Today I was reminded of a case I meant to post about several months ago primarily as yet another example of how I fail to understand people.
I saw a dog today that had a lovely bladder stone. Everything about the case went smoothly and the surgery was beautiful. Such a nice case brought to mind one that was not so nice...
My boss saw a small breed dog with a bladder stone and did a cystotomy to remove the stone. He then left on vacation and I picked up the case the following day being told it was doing well and could go home. I had some qualms by the end of the day because the dog was just not quite right but there was really nothing I could put my finger on and the owner had already been told to pick up and was very insistent to do so. I think it was a weekend and I gave her contact numbers, I know, for myself, my boss (although out of town), and the local ER clinic. Didn't hear anything from her until the following Monday when she brought the dog in for a "recheck."
The dog was flat out, almost non-responsive, bradycardic, and had uremic breath. Bloodwork showed severe azotemia, hyperphosphatemia, and hyperkalemia. Diuresis brought the potassium levels down and I re-explored as soon as the dog was semi-stable. The bladder had dehisced and there was a lovely uroabdomen. Both before and after the second surgery, I reiterated how sick the dog was and that there was a definite chance she would not survive. At one point the owner very bluntly asked if I was saying her dog might die. Yes. I have said that repeatedly!! Her response was to ask when the boss would be back in town.
I put a lot of effort into that dog and it did survive but it was very dicey there for a while. Since discharge, the owner refuses to see me and only wants to see my boss.

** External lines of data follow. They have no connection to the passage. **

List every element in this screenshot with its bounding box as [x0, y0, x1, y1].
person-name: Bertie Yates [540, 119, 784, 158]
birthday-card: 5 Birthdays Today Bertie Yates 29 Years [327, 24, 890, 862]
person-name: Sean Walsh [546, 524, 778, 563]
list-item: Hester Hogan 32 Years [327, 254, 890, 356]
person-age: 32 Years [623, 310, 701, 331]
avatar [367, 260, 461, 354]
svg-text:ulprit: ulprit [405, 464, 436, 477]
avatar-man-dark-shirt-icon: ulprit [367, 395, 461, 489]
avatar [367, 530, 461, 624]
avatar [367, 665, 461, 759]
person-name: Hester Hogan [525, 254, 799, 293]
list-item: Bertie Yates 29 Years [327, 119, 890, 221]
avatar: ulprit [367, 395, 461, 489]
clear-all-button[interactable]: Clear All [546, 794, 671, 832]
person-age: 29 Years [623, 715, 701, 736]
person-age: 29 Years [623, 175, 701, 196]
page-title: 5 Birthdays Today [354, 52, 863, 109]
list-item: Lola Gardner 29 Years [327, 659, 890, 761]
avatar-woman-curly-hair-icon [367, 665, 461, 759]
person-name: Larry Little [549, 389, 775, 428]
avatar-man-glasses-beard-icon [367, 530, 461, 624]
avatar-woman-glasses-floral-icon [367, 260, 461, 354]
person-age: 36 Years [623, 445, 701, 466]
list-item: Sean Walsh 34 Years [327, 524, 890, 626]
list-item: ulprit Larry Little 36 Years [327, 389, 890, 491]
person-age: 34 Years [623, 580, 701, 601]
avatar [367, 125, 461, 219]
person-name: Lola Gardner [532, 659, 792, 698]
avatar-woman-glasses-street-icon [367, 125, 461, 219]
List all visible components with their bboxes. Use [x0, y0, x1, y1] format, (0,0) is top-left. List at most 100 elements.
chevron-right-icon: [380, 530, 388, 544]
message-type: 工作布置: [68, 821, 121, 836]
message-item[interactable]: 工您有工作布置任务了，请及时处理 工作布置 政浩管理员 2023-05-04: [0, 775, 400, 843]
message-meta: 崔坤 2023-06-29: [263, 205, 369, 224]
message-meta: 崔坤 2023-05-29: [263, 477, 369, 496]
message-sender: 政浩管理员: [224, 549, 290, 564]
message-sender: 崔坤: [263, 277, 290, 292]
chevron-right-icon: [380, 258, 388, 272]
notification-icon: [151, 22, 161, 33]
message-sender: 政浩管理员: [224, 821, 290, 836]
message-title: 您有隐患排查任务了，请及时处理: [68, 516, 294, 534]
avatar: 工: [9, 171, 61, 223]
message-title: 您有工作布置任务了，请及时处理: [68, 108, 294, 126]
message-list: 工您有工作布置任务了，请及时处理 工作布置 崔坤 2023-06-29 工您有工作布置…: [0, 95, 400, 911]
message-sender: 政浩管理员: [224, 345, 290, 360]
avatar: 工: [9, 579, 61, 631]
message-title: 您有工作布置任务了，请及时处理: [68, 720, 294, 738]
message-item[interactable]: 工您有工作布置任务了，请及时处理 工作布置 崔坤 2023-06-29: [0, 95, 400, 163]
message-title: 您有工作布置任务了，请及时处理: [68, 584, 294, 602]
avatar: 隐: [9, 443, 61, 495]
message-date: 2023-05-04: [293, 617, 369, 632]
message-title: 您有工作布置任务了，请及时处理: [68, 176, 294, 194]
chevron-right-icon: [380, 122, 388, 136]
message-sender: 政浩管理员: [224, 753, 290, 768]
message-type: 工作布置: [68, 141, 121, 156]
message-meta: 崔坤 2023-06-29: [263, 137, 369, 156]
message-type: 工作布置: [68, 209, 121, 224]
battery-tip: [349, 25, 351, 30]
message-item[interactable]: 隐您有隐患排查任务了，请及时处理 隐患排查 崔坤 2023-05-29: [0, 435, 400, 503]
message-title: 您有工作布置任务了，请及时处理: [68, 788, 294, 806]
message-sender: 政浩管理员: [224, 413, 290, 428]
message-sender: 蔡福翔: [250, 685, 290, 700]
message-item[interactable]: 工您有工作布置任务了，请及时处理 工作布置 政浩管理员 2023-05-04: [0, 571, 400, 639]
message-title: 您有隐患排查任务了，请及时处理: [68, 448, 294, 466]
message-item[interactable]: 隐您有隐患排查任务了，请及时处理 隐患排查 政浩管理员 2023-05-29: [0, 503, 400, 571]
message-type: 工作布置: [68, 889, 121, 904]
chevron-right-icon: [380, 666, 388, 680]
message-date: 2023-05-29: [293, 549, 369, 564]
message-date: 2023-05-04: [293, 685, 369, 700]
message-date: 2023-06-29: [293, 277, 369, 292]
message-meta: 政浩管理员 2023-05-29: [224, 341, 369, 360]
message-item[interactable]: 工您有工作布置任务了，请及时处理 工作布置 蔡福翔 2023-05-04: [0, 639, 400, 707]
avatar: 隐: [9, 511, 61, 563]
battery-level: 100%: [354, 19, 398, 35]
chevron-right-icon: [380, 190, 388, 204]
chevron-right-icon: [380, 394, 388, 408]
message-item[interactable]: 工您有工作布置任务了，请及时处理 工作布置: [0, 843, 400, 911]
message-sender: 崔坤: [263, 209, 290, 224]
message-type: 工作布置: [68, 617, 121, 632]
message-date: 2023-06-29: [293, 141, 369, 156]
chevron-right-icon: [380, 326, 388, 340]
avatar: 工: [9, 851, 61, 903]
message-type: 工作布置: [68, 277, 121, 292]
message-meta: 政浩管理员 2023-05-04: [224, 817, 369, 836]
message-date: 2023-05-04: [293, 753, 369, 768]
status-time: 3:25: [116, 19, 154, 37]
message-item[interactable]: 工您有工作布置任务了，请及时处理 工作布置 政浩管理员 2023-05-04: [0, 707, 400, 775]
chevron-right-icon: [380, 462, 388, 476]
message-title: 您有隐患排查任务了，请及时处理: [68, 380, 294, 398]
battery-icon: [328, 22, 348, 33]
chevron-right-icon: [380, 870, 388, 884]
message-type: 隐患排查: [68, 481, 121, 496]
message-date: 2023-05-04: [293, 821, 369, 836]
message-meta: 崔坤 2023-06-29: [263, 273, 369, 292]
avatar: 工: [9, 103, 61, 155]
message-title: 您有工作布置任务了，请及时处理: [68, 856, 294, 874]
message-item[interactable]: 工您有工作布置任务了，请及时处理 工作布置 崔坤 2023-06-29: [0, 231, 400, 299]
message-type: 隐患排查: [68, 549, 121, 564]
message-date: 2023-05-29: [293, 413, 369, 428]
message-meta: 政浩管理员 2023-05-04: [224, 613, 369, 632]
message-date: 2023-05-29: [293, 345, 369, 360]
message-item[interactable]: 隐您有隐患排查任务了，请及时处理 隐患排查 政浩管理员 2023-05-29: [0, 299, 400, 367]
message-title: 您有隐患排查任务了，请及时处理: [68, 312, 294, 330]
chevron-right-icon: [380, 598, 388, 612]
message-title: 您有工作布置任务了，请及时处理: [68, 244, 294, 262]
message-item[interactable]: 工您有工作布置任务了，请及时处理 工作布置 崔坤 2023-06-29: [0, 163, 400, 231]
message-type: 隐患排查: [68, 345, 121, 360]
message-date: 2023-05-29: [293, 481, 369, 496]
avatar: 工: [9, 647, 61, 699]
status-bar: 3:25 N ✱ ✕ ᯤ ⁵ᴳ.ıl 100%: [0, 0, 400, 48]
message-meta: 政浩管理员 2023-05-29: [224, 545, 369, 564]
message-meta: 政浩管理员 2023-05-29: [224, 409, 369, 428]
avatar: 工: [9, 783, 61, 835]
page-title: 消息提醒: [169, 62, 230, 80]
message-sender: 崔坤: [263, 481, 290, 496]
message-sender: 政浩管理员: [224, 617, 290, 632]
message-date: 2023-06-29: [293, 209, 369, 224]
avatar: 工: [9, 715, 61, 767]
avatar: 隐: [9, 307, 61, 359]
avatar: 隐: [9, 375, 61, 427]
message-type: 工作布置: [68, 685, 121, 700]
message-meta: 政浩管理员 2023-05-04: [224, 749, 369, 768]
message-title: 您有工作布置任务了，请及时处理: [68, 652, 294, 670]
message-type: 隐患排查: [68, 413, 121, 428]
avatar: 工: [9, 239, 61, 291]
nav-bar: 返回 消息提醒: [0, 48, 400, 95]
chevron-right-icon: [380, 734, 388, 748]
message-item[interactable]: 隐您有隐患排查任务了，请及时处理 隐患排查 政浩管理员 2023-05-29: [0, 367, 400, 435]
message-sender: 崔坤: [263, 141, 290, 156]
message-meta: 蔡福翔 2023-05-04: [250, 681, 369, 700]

Now, I'm not saying he did anything wrong surgically, dehiscence is certainly a possible post-op complication, but I guess I do resent it a little that she apparently is mad about the fact that I was blunt enough to tell her the dog was in critical condition. It takes a lot out of you when you put that much effort into a patient only to find that the owner fails to appreciate it at all.
On the other hand, though, with my current fatalistic viewpoint, maybe it wouldn't have mattered what I did anyway.
Like the little hit by car dog Tuesday evening. One of our good clients saw it get hit and brought in the little stray. She was severely shocky but warming and IV fluid boluses had made a significant improvement by the time we closed. My boss usually checks on patients after hours since he lives only 5 minutes from the clinic and he reported that all was well at the last overnight check. She was dead when we arrived this morning. I really don't know why since radiographs, blood, etc. didn't show me anything too bad other than the shock and an acetabular fracture. You can even do it "right" and make no difference, it seems. That is one thing I hate about private practice is not having the overnight care that is available in ER, specialty, or university settings.
I do, however, envy the client's attitude. I wish I were more practical or whatever you want to term it, like she is. When I called to tell her the dog had died she said, "At least she had a chance and was warm and cared for rather than being out on the street." I agree but, of course, am still beating myself up on what I may have missed or could have done differently / better.